Mas ao mesmo tempo em que eu como autor desse texto localizo Salvador através da letra da música, poderia ser outra cidade como Cachoeira, Rio de Janeiro, São Paulo, Belo Horizonte, Recife etc, ou seja, a calamidade pública não é um fenômeno pertencente a somente uma cidade ou espaço geográfico, e sim um fenômeno macropolítico que expõe como as dinâmicas da diáspora africana operam nas cidades e espaços. Salvador aqui nesse texto entra como essa cidade que se intitula de capital afro, mas deixa expor no seu cotidiano inúmeras “Calamidades públicas” que atinge sobretudo a sua população de maioria negra. Ou seja, nascer, morar, viver e habitar o fim do mundo é uma convergência de contextos e sensibilidades que nós enquanto corpos negros em diáspora precisamos estarmos cada vez mais atentos e fortes.

REFERÊNCIAS:

FERDINAND, Malcom.

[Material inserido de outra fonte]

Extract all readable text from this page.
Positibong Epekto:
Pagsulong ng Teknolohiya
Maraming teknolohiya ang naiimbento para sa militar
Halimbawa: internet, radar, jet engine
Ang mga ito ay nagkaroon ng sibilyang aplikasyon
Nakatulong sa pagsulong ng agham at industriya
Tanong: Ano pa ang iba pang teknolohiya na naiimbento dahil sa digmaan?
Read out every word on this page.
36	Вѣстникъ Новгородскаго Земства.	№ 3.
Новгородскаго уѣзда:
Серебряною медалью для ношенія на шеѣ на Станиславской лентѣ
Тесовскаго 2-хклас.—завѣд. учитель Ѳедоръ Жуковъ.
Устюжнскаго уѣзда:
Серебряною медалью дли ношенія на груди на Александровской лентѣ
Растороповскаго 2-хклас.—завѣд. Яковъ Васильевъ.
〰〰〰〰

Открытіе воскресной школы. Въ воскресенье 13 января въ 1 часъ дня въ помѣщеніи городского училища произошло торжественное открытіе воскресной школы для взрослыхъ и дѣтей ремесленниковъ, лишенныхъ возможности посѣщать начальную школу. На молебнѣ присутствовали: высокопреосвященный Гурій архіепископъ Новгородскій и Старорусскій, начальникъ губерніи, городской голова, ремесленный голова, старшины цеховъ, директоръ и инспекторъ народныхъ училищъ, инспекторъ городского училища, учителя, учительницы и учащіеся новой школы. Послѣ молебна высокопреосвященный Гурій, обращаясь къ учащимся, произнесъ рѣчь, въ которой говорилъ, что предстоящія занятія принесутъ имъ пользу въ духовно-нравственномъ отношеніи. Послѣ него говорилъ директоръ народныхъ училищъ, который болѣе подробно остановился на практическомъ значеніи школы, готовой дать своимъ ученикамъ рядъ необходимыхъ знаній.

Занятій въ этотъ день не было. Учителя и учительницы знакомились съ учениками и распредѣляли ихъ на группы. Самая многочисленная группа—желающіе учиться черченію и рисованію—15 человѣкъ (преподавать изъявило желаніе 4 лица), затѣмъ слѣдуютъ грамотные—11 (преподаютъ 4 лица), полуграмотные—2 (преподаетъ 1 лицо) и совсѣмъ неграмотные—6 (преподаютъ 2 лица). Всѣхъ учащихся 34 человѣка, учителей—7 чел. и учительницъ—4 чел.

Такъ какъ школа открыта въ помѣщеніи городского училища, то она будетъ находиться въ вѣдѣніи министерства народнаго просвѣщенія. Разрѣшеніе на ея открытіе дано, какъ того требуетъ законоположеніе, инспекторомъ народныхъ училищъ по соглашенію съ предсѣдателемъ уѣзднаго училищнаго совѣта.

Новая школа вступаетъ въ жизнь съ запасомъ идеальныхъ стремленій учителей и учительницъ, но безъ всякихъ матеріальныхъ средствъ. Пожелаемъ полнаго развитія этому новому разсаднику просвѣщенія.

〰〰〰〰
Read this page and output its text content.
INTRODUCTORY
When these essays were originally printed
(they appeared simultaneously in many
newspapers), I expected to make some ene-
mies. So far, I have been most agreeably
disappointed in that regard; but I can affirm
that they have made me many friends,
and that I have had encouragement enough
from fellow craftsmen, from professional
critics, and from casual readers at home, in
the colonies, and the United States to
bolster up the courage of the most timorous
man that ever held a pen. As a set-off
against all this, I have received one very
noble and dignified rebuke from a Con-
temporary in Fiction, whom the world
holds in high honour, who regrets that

Uma ecologia decolonial: pensar a partir do mundo caribenho. 1. ed. São Paulo: Ubu Editora, 2022.

GOMES, Edson. Resgate Fatal. Salvador: EMI Records Brasil Ltda, 1995.

MOTEN, Fred. Na quebra: a estética da tradição radical preta. Tradução Matheus Araújo dos Santos. São Paulo, Crocodilo Edições e n-1, 2023.

SEXTON, Jared. Afro-Pessimism: The Unclear Word. Rhizomes 29 (2016)

BORGES, Felipe; FARIAS, Daniel; LAGE, Igor; MANNA, Nuno; YU, Wendi. Cartografias do fim do mundo: resistências, rearticulações e territorialidades. In: FONSECA, Maria Gislene Carvalho; GUTMANN, Juliana Freire; JÁCOME, Phellipy Pereira; RIBEIRO, Ana Paula Goulart (org.). Temporalidades e espacialidades nos processos comunicacionais. Belo Horizonte, MG: Faêch/Selo PPGCOM/UFMG, 2023. p. 49–70. (Cap. 2, p. 51).

[1] Capitulo do livro Temporalidades e espacialidades nos processos comunicacionais. Belo Horizonte, MG: Faêch/Selo PPGCOM/UFMG, 2023. p. 49–70. (Cap. 2, p. 51). Da rede Historicidades dos Processos Comunicacionais do qual o TRACC faz parte.